Brasil: Um mês após rompimento da barragem em Brumadinho, 131 vítimas ainda estão desaparecidas e famílias enfrentam barreiras jurídicas por seus direitos

Autor: Júlia Dias Carneiro, BBC Brasil (Brazil)

“Tragédia em Brumadinho: um mês depois, famílias de desaparecidos enfrentam 'limbo jurídico' e 'desespero de viver o luto sem o corpo'”, 25 de fevereiro de 2018 

...[D]e acordo com o boletim mais recente da Defesa Civil, 131 pessoas ainda não foram localizadas, enquanto 179 mortes foram confirmadas.
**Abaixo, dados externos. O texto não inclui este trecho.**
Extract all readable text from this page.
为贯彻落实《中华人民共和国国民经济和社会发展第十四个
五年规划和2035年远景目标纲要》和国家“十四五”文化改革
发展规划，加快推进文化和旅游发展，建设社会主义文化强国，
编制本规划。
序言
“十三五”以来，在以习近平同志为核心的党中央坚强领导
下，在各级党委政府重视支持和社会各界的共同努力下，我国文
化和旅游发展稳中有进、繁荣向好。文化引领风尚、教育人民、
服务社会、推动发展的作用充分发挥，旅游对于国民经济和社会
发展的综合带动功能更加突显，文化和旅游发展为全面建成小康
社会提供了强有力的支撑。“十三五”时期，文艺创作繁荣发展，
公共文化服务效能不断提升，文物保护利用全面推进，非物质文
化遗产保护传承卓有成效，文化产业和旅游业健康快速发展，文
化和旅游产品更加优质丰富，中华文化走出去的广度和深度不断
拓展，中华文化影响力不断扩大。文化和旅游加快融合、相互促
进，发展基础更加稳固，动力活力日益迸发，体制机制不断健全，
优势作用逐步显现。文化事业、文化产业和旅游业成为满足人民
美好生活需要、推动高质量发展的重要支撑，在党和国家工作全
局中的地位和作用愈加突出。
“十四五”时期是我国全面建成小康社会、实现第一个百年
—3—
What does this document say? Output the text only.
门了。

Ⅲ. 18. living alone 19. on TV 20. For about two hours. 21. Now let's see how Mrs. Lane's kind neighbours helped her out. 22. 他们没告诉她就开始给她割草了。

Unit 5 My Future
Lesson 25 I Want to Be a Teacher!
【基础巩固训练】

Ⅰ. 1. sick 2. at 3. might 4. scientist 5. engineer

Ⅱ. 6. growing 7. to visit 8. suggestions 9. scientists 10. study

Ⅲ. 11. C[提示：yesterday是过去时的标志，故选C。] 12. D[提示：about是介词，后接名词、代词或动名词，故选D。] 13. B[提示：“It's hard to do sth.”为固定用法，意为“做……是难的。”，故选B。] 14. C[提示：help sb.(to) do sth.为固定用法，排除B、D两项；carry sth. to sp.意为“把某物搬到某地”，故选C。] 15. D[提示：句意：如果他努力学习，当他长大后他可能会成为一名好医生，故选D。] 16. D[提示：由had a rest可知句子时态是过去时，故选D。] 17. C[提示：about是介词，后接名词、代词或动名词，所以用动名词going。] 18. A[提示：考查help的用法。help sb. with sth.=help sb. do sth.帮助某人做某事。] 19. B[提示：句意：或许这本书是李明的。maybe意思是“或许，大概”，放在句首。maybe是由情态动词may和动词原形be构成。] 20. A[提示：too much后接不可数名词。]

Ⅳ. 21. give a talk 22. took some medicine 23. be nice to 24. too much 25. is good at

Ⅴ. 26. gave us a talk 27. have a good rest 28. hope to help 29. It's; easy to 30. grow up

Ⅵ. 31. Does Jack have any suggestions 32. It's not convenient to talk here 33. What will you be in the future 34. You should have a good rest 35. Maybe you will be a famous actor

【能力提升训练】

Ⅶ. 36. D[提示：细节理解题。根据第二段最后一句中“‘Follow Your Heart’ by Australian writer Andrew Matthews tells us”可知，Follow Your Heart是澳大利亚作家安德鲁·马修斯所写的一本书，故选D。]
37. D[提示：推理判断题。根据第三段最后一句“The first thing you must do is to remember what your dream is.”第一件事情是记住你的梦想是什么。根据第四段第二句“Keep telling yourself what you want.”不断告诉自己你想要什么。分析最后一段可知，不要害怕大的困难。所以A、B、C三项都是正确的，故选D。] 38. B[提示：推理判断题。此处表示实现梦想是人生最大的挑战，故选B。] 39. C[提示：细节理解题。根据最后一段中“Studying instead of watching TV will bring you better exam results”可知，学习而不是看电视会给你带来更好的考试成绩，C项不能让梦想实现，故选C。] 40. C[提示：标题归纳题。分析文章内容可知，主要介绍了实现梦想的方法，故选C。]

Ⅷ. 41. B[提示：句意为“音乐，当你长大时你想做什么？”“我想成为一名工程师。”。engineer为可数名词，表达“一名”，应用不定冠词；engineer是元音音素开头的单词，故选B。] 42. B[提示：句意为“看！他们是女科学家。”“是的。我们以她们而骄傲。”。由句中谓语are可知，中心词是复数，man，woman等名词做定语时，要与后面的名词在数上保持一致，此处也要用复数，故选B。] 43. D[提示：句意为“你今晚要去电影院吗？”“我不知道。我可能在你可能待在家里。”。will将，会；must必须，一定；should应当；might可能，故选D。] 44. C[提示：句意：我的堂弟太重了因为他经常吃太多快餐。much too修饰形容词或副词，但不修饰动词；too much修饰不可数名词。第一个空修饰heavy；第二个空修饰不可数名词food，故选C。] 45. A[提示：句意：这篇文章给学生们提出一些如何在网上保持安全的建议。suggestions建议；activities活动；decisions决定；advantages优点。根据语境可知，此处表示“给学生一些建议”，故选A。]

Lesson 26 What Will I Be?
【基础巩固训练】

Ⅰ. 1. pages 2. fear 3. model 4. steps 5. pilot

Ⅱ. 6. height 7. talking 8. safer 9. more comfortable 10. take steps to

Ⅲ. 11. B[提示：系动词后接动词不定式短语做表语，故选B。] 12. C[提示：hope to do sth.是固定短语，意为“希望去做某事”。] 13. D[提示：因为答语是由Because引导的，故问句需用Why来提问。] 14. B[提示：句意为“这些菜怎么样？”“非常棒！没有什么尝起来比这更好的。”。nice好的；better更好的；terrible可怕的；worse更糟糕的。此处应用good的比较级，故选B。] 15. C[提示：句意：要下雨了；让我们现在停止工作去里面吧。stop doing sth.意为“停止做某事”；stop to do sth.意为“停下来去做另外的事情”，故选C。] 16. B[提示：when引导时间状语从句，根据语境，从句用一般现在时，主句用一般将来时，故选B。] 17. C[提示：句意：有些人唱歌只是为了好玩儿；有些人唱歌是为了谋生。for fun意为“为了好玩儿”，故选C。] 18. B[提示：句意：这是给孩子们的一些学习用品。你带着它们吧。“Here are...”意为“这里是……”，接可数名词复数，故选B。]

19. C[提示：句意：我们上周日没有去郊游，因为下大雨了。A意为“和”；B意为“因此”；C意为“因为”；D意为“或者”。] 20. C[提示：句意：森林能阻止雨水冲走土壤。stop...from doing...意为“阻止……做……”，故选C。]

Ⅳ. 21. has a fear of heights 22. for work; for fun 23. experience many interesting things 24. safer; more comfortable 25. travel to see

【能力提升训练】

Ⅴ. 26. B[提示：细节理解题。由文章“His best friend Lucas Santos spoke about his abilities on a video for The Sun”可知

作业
Somando as ocorrências, são 310 as vítimas da barragem rompida em Brumadinho...[S]em a certidão de óbito, procedimentos ligados a sucessão, previdência, rescisão do contrato de trabalho e acesso a seguro de vida ficam travados, deixando as famílias presas a um limbo jurídico sem previsão de saída...[A]...saída legal no caso de vítimas que não forem encontradas será solicitar na Justiça a declaração da morte presumida...[,]...[que]...só pode ser declarada depois que as buscas pelas vítimas tenham sido encerradas...[Os]...trabalhadores da Vale e de empresas terceirizadas que continuam desaparecidos seguem tendo seus salários regularmente...[Q]uando o óbito de um trabalhador é confirmado, cessa o vínculo empregatício e, a partir daí, a empresa tem a obrigação de pagar todas as verbas oriundas da rescisão e as indenizações pertinentes. No caso dos desaparecidos, porém, não se sabe quanto tempo levará até que esta rescisão se concretize. Paira uma indefinição prolongada...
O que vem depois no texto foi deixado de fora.